Monde

Les fissures du régime poutinien

Russie. Poutine privatise pour combler le déficit budgétaire

Publié le 10 octobre 2016

Loin de l’image de l’Homme d’État fort et déterminé, défendant « les intérêts de sa nation » face à l’agression de la « finance étrangère » que certains courants souverainistes, de droite comme de gauche, présentent de Poutine, le gouvernement russe se trouve à la recherche désespérée d’acheteurs, nationaux ou étrangers, pour ses entreprises d’État. Cela ne fait pas les gros titres des journaux, contrairement à d’autres actions et déclarations du président russe, mais il s’agit d’un fait tout à fait significatif.

Philippe Alcoy

Ainsi, la semaine dernière le gouvernement russe a donné son feu vert pour que le géant russe de la production pétrolière, Rosneft, acquiert 50% du sixième producteur pétrolier du pays Bashneft, propriété de l’État jusqu’à présent. Rosneft, largement contrôlée par l’État également, déboursera près de 5 milliards d’euros pour cet achat. Il s’agit de la privatisation la plus importante des dix dernières années. Avec cette acquisition Rosneft contrôlera 42% de la production pétrolière du pays, 37% des capacités de raffinage et 25% des stations service.

Pour l’État russe cet argent servira à combler une partie du déficit budgétaire de 2016 qui est estimé à 36 milliards de dollars. Mais des voix critiques venues des secteurs les plus pro-marché affirment qu’il s’agit d’une fausse privatisation étant donné que Rosneft est largement contrôlée par l’État et qu’au contraire, cette « privatisation » pourrait faire fuir les investisseurs. En effet, avant sa reprivatisation, Bashneft avait été renationalisée en 2014 par le gouvernement Poutine, car sa vente avait été jugée « illégale ». Certains soupçonnent que derrière cette manœuvre se trouvait le PDG de Rosneft, Igor Setchine, à l’époque déjà avide d’absorber Bashneft au sein de Rosneft.

Effectivement, cette acquisition était au centre d’une dispute entre capitalistes au sein des cercles de pouvoir. Des secteurs proches de Poutine ne voyaient pas d’un bon œil que Setchine étende son emprise sur le secteur pétrolier et donc son influence politique. Poutine lui-même avait déclaré que l’achat de Bashneft par Rosneft « n’était pas la meilleure option ». Cependant, il avait laissé ouverte cette possibilité en affirmant que Rosneft « n’est pas tout à fait une entreprise d’Etat » étant donné que 19.5% de ses actions sont détenues par la multinationale britannique BP.

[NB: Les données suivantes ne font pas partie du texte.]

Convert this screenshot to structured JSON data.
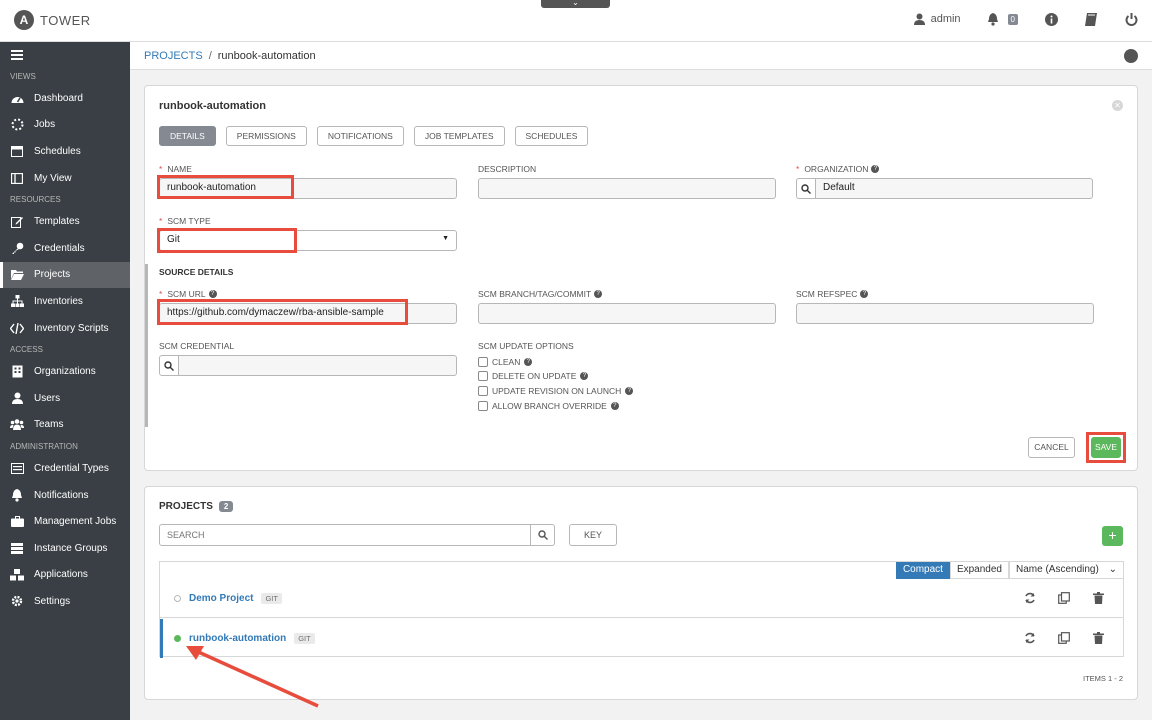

En lien avec la vente de Bashneft, la semaine dernière, le gouvernement russe annonçait également son intention de vendre 19,5% des actions de Rosneft. Le Kremlin espère obtenir plus de 11 milliards de dollars avec cette privatisation partielle de Rosneft qui devrait avoir lieu avant la fin de l’année. Alors que sur cette affaire c’était Setchine qui se prononçait contre, on estime que l’acquisition de Bashneft a été la contrepartie que le gouvernement lui a proposée.

Mais qu’est-ce qui est à la base de ces changements de position ? Essentiellement le déficit budgétaire russe et le besoin urgent d’argent. La baisse du prix international du pétrole et les sanctions économiques imposés par les États-Unis et l’UE ont notamment obligé le gouvernement russe à puiser dans sa réserve, accumulée pendant une décennie grâce au prix élevé du pétrole, pour faire face aux dépenses courantes. Or cette réserve, selon les spécialistes, commence à s’épuiser et, à ce rythme, pour fin 2017 elle sera presque épuisée.

Dans ce contexte, le gouvernement russe a très peu de marge de manœuvre. Toucher aux programmes sociaux pourrait produire une rupture entre Poutine et sa base sociale. La hausse des impôts dans certains secteurs et les privatisations apparaissent actuellement comme les principaux instruments pour combler les déficits.

Cependant, pour le moment il n’y a aucune offre sérieuse pour l’achat des actions de Rosneft. Et même en cas de succès, ces privatisations n’auraient qu’un effet à court terme. Elles ne répondent aux problèmes structurels fondamentaux de l’économie russe, notamment sa dépendance vis-à-vis de l’exportation de matières premières comme le pétrole et le gaz. En ce sens, le début des attaques directes contre les travailleurs et les classes populaires semble n’être qu’une question de temps. D’ailleurs, ces derniers mois, les conflits ouvriers autour du non payement des salaires sont en augmentation. Il s’agissait d’une pratique courante des capitalistes russes dans les années 1990, et elle a à nouveau cours aujourd’hui.